I am not saying that did not happen, but what I have seen in different papers the most is terroristic stuff like above.: Make the train derail, damned be the lives of those inside and they go pick the remains like hyenas.
Train traveling was a dangerous affair back then. Beside the robbers, you had the Tramps (Hobos) who would derail a train out of revenge for being kicked out and the just plain crazies that liked to see things break and blow.
“Fun” Fact: When a train derailed, the ones more likely to die were the engineer and the fireman and the cause of death would be crushed to death against the scorching hot boiler. Basically like bacon on a pan with the cast iron press on top.
Pirates have an even more famously romanticized image in popular culture, despite the reality being much more brutal and bloody.
Don’t get me wrong, I’m a sucker for the genteel-but-sardonic Pirate King archetype in fiction, your Captain Hook’s and Captain Barbarossa’s. Heck, I’m even fond of the occasional bodice-ripping pirate-as-bad-boy love interest when they’re in a decently written work, like the Dread Pirate Roberts or Will Turner. It’s a fun fictional archetype…
But the reality was pirates were floating terrorists. In fact, pretty much all of international law (indeed the very notion of international law itself) is an evolution of the agreements between Hellenistic Period states around the Mediterranean and Levant on how to deal with pirates. Piracy was basically the original “crime against humanity.”
“Wild West” train heists were basically land piracy. Heck one of the more prevalent forms of piracy in the British Isles was “wrecking.” Create a fake navigational beacon like a lighthouse (or snuff out a real lighthouse or scuttle a buoy) in order to lure a ship into a navigational hazard, wreck it, and pick over the remains like seagulls.

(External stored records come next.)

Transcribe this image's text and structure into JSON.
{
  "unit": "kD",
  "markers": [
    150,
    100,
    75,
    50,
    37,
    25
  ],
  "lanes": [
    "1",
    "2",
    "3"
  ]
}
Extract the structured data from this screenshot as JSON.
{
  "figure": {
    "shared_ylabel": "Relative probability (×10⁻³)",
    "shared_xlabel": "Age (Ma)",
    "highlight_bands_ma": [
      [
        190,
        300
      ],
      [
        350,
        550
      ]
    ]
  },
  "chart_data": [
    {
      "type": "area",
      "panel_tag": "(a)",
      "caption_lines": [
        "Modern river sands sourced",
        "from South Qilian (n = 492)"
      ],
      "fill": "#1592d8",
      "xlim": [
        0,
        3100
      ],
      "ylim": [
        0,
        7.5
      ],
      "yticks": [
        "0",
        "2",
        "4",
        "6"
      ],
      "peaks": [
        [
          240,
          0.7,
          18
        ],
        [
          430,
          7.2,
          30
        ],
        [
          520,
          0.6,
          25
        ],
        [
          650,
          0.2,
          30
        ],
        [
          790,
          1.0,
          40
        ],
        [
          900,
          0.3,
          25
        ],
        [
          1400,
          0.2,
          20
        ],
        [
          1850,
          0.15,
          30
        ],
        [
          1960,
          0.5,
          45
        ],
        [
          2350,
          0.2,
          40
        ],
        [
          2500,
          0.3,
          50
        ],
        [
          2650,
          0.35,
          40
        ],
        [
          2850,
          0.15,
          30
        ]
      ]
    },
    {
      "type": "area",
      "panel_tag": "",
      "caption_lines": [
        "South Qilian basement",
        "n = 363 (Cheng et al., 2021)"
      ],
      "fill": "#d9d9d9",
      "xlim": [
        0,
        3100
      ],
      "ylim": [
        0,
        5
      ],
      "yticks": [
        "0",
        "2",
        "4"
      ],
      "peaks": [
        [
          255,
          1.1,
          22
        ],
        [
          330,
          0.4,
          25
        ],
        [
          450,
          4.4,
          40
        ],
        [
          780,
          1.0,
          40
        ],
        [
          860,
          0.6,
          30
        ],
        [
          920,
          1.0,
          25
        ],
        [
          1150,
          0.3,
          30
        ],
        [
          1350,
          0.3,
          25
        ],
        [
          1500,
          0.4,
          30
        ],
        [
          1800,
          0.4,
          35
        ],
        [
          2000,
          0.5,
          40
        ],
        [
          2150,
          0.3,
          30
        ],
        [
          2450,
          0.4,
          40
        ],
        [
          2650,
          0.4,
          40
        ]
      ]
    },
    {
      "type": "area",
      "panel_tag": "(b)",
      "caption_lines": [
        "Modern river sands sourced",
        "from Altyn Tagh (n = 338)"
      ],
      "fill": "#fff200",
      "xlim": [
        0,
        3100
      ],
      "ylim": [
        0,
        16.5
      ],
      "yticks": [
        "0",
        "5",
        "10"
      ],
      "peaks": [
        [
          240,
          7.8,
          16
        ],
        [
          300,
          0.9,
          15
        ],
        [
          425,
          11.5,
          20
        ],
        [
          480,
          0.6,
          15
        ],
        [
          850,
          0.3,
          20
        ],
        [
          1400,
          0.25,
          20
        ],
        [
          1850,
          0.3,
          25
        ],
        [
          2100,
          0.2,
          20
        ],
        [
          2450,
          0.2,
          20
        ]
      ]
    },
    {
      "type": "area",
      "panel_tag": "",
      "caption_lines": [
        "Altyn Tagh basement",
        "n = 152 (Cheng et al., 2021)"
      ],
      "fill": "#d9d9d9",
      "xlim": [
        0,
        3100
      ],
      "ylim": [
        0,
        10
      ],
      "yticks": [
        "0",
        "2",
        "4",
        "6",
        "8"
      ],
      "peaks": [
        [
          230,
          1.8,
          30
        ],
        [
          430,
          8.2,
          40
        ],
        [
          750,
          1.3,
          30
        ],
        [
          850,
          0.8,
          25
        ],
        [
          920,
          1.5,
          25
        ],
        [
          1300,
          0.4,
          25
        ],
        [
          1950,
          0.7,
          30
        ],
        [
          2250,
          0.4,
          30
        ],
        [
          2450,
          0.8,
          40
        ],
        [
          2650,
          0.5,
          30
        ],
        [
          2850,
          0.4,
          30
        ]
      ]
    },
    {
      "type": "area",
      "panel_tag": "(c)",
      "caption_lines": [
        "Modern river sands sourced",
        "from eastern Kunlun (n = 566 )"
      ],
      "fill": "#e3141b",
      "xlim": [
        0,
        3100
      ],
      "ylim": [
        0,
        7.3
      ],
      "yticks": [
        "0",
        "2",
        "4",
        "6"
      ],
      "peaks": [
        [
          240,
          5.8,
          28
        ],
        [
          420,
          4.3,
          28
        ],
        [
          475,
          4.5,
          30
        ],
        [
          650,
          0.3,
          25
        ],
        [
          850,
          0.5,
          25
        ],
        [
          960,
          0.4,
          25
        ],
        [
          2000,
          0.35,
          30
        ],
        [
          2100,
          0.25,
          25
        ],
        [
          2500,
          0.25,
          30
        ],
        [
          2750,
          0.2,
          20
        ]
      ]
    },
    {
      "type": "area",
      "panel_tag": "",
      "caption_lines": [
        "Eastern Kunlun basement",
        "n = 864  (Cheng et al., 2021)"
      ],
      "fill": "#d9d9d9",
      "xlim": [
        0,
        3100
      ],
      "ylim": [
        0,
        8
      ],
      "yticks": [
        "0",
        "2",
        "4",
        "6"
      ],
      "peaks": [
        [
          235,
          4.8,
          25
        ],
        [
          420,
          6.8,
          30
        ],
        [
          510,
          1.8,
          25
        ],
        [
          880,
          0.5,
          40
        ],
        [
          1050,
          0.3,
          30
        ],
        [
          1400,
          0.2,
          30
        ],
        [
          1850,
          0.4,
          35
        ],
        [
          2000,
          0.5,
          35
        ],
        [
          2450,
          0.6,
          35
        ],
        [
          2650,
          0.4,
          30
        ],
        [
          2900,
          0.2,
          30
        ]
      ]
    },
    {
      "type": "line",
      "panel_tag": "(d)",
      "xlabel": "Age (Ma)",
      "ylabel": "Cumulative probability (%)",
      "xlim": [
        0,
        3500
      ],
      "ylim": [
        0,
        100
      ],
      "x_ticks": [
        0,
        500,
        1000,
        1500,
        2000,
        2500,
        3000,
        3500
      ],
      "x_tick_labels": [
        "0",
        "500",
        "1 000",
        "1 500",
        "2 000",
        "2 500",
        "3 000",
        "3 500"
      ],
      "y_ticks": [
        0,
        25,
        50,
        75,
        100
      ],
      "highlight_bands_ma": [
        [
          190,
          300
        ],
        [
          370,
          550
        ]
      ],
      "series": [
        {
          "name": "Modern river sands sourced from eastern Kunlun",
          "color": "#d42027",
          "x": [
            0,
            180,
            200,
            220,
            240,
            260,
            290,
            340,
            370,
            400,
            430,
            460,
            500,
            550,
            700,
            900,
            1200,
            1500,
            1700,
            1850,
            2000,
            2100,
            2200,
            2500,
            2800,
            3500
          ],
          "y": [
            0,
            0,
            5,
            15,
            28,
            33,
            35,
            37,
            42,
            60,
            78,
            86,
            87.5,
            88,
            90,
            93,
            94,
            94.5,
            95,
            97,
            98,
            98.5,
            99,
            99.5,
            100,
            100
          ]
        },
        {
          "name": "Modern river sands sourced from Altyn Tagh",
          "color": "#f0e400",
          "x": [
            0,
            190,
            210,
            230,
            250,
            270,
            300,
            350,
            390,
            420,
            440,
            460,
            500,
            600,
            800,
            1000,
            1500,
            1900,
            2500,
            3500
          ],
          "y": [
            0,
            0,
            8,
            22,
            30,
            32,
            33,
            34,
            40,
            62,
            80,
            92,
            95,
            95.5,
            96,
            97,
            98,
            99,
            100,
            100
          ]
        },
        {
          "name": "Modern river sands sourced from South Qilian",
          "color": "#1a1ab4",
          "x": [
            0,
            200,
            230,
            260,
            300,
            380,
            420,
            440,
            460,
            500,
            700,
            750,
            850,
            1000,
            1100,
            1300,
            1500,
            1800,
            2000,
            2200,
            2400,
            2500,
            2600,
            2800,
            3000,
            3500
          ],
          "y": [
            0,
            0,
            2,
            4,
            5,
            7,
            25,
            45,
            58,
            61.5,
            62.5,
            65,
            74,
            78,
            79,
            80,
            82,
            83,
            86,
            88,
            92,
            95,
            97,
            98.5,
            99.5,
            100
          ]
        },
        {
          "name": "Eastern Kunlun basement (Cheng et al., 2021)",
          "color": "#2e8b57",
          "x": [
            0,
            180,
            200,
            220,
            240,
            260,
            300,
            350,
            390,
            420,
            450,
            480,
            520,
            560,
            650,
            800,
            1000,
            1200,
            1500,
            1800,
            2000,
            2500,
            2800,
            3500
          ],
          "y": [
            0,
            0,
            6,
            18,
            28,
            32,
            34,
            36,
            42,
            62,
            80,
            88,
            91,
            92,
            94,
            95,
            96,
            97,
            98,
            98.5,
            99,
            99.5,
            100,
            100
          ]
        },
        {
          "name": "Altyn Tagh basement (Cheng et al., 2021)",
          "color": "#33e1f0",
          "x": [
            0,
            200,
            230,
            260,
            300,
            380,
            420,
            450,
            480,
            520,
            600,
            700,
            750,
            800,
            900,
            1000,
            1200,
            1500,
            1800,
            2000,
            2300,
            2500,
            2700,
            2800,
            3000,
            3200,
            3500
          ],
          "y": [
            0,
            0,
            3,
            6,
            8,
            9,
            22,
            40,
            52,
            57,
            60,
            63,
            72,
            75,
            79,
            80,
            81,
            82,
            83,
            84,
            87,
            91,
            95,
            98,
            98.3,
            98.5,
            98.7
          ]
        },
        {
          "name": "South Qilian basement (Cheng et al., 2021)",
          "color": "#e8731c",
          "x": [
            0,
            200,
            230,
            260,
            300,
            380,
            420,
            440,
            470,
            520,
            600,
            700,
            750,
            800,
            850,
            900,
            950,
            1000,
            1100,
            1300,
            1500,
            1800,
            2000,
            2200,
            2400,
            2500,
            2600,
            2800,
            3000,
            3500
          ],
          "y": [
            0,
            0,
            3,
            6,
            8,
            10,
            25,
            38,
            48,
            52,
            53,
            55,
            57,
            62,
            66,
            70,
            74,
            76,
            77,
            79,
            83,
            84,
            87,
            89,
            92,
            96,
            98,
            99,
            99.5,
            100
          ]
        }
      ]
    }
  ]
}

I had forgotten about that. Take out a lighthouse and then create your own …
My mother’s father was a railroad engineer at the turn of the 19th century. He routinely carried a SAA and an 1886 Winchester in the cab with him.
I did read about a couple case were a trains were being shot up as they went by tramps so I am not surprised about his set of extra tools.
“How much of the Old West is romanticized?”
All of it.
Because most of the information in the popular culture is from badly written novelizations of the West by Northeast city dwellers who had never left.